Antes, cuando se nos moría la tortuga, la tirábamos a la basura o como mucho, si vivíamos cerca de un descampado, le hacíamos al animal su pequeña fosa, despidiéndolo con unos humildes honores. La simpleza de la ceremonia, ¿era indicativa de que nos importaba un bledo nuestra tortuga?
Pero los tiempos han cambiando y no cabe duda de que han sabido adaptarse a las necesidades del mercado, tocando la fibra sensible de casi todos los bolsillos. La de pudientes, la de los quiero y no puedo y la de los que verdaderamente no pueden, pero les da lo mismo y se gastan la paga semanal en algo que les resulte reconfortante.
Reconfortante para el espíritu, que no para el bolsillo, es asegurarse de que los que se quedan en este valle de lágrimas honran al finado en su tránsito a un mundo mejor. Y esta cortesía también los incluye a ellos, a nuestros queridos animales.
Hace unos días que el estado de Nueva York aprobó una ley (solo afecta a los cementerios regulados por el estado) por la cual se permite que el animal sea enterrado con el amo siempre y cuando la mascota sea incinerada, probablemente por motivos de salubridad.

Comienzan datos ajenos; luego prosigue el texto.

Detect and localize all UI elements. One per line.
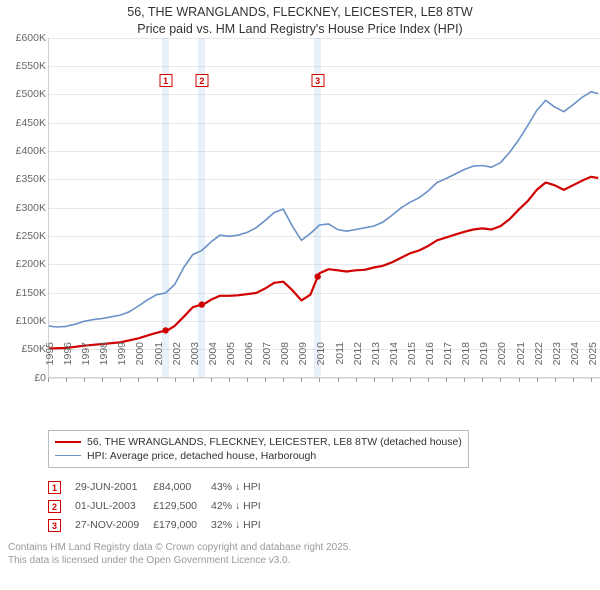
x-tick-label: 2015 (406, 342, 418, 382)
y-tick-label: £50K (21, 343, 46, 355)
y-tick-label: £450K (16, 117, 46, 129)
event-delta: 43% ↓ HPI (211, 478, 275, 497)
title-block: 56, THE WRANGLANDS, FLECKNEY, LEICESTER,… (0, 0, 600, 38)
x-tick-label: 2020 (496, 342, 508, 382)
y-tick-label: £300K (16, 202, 46, 214)
x-tick-label: 2008 (279, 342, 291, 382)
event-delta: 42% ↓ HPI (211, 497, 275, 516)
footer-line-2: This data is licensed under the Open Gov… (8, 554, 592, 568)
series-price_paid (48, 177, 598, 349)
legend-swatch (55, 441, 81, 443)
x-tick-label: 2017 (442, 342, 454, 382)
y-tick-label: £250K (16, 230, 46, 242)
footer-attribution: Contains HM Land Registry data © Crown c… (8, 541, 592, 568)
y-tick-label: £500K (16, 88, 46, 100)
plot-area: £0£50K£100K£150K£200K£250K£300K£350K£400… (48, 38, 600, 378)
legend-label: HPI: Average price, detached house, Harb… (87, 450, 316, 462)
event-date: 01-JUL-2003 (75, 497, 153, 516)
x-tick-label: 2023 (551, 342, 563, 382)
legend: 56, THE WRANGLANDS, FLECKNEY, LEICESTER,… (48, 430, 469, 468)
x-tick-label: 2014 (388, 342, 400, 382)
x-tick-label: 2005 (225, 342, 237, 382)
y-axis: £0£50K£100K£150K£200K£250K£300K£350K£400… (0, 38, 48, 378)
x-tick-label: 2019 (478, 342, 490, 382)
event-row-marker: 1 (48, 481, 61, 494)
x-tick-label: 2002 (171, 342, 183, 382)
event-marker-2: 2 (195, 74, 208, 87)
x-tick-label: 2025 (587, 342, 599, 382)
price-dot (162, 327, 168, 333)
x-tick-label: 2021 (515, 342, 527, 382)
legend-swatch (55, 455, 81, 456)
price-dot (315, 273, 321, 279)
line-chart-svg (48, 38, 600, 378)
series-hpi (48, 92, 598, 327)
y-tick-label: £600K (16, 32, 46, 44)
title-line-1: 56, THE WRANGLANDS, FLECKNEY, LEICESTER,… (0, 4, 600, 21)
event-row: 3 27-NOV-2009£179,00032% ↓ HPI (48, 516, 275, 535)
x-tick-label: 2007 (261, 342, 273, 382)
footer-line-1: Contains HM Land Registry data © Crown c… (8, 541, 592, 555)
x-tick-label: 2016 (424, 342, 436, 382)
x-tick-label: 2001 (153, 342, 165, 382)
y-tick-label: £200K (16, 258, 46, 270)
events-table: 1 29-JUN-2001£84,00043% ↓ HPI 2 01-JUL-2003… (48, 478, 592, 535)
x-tick-label: 2004 (207, 342, 219, 382)
x-tick-label: 2022 (533, 342, 545, 382)
x-tick-label: 2003 (189, 342, 201, 382)
y-tick-label: £350K (16, 173, 46, 185)
x-tick-label: 2000 (134, 342, 146, 382)
y-tick-label: £100K (16, 315, 46, 327)
x-tick-label: 2024 (569, 342, 581, 382)
x-tick-label: 1996 (62, 342, 74, 382)
x-tick-label: 2018 (460, 342, 472, 382)
event-price: £179,000 (153, 516, 211, 535)
x-tick-label: 1995 (44, 342, 56, 382)
x-tick-label: 2010 (315, 342, 327, 382)
title-line-2: Price paid vs. HM Land Registry's House … (0, 21, 600, 38)
legend-row: 56, THE WRANGLANDS, FLECKNEY, LEICESTER,… (55, 435, 462, 449)
x-axis: 1995199619971998199920002001200220032004… (48, 378, 600, 422)
event-row-marker: 3 (48, 519, 61, 532)
legend-label: 56, THE WRANGLANDS, FLECKNEY, LEICESTER,… (87, 436, 462, 448)
x-tick-label: 2011 (334, 342, 346, 382)
event-date: 27-NOV-2009 (75, 516, 153, 535)
event-marker-1: 1 (159, 74, 172, 87)
price-dot (199, 301, 205, 307)
event-row-marker: 2 (48, 500, 61, 513)
x-tick-label: 2012 (352, 342, 364, 382)
event-date: 29-JUN-2001 (75, 478, 153, 497)
event-row: 2 01-JUL-2003£129,50042% ↓ HPI (48, 497, 275, 516)
y-tick-label: £550K (16, 60, 46, 72)
event-price: £129,500 (153, 497, 211, 516)
chart-container: 56, THE WRANGLANDS, FLECKNEY, LEICESTER,… (0, 0, 600, 568)
event-row: 1 29-JUN-2001£84,00043% ↓ HPI (48, 478, 275, 497)
event-delta: 32% ↓ HPI (211, 516, 275, 535)
event-price: £84,000 (153, 478, 211, 497)
x-tick-label: 2009 (297, 342, 309, 382)
y-tick-label: £400K (16, 145, 46, 157)
x-tick-label: 1998 (98, 342, 110, 382)
x-tick-label: 1999 (116, 342, 128, 382)
y-tick-label: £150K (16, 287, 46, 299)
x-tick-label: 2006 (243, 342, 255, 382)
x-tick-label: 1997 (80, 342, 92, 382)
event-marker-3: 3 (311, 74, 324, 87)
legend-row: HPI: Average price, detached house, Harb… (55, 449, 462, 463)
x-tick-label: 2013 (370, 342, 382, 382)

El enterramiento de la mascota no es nuevo en Estados Unidos. Ya en 1896, precisamente en el estado de Nueva York, se inauguró el primer cementerio solo para ellos.
El pago a la fidelidad animal no solo se hace en vida. ¿Quién no se habrá sonreído o tal vez tirado de los pelos al saber que Trouble, un bichón maltés, heredaba la friolera de doce millones de dólares?
Es en la mala hora donde se ven las verdaderas intenciones, y, por lo visto, las de muchos americanos es bendecir a sus mascotas, porque Fifi es una más en casa, con una ruta dorada que, por motivos obvios el animal es incapaz de apreciar, pero que aliviará el peso en el corazón del amo.
El último adiós es de rigor. Para suavizar la despedida, los dueños no reparan en gastos. Fifi merece un funeral por todo lo alto. Galletitas gourmet, indumentaria de encargo, juguetes, correas a la última, camas, almohadones, mantas con una fotografía impresa del animal, velones en forma de hueso, un CD personalizado con sus canciones preferidas y cualquier otro enser que pudiera hacer las delicias del difunto animal. Y para el doliente, un bucle del caniche, el poema de la despedida enmarcado y una impresión en arcilla de las patas.
No sé si ya se hace, conociendo el temperamento emprendedor del americano seguramente que ya se haya puesto en marcha, pero me parece que es en la especialización donde reside la clave del éxito: ¿habrá caído alguien en la cuenta de que Fifi era hija de patriarcas hebreos y que el cerdo ni probarlo? ¿O acaso era irlandesa y se pirraba por la Guinness?
No cabe duda de que la aprobación de esta ley va a hacer llamear para la eternidad la sonrisa de muchos, porque, como sabemos, este negocio nunca quiebra, es más, a tenor de lo visto, no importa lo mucho que se excave. Va al alza.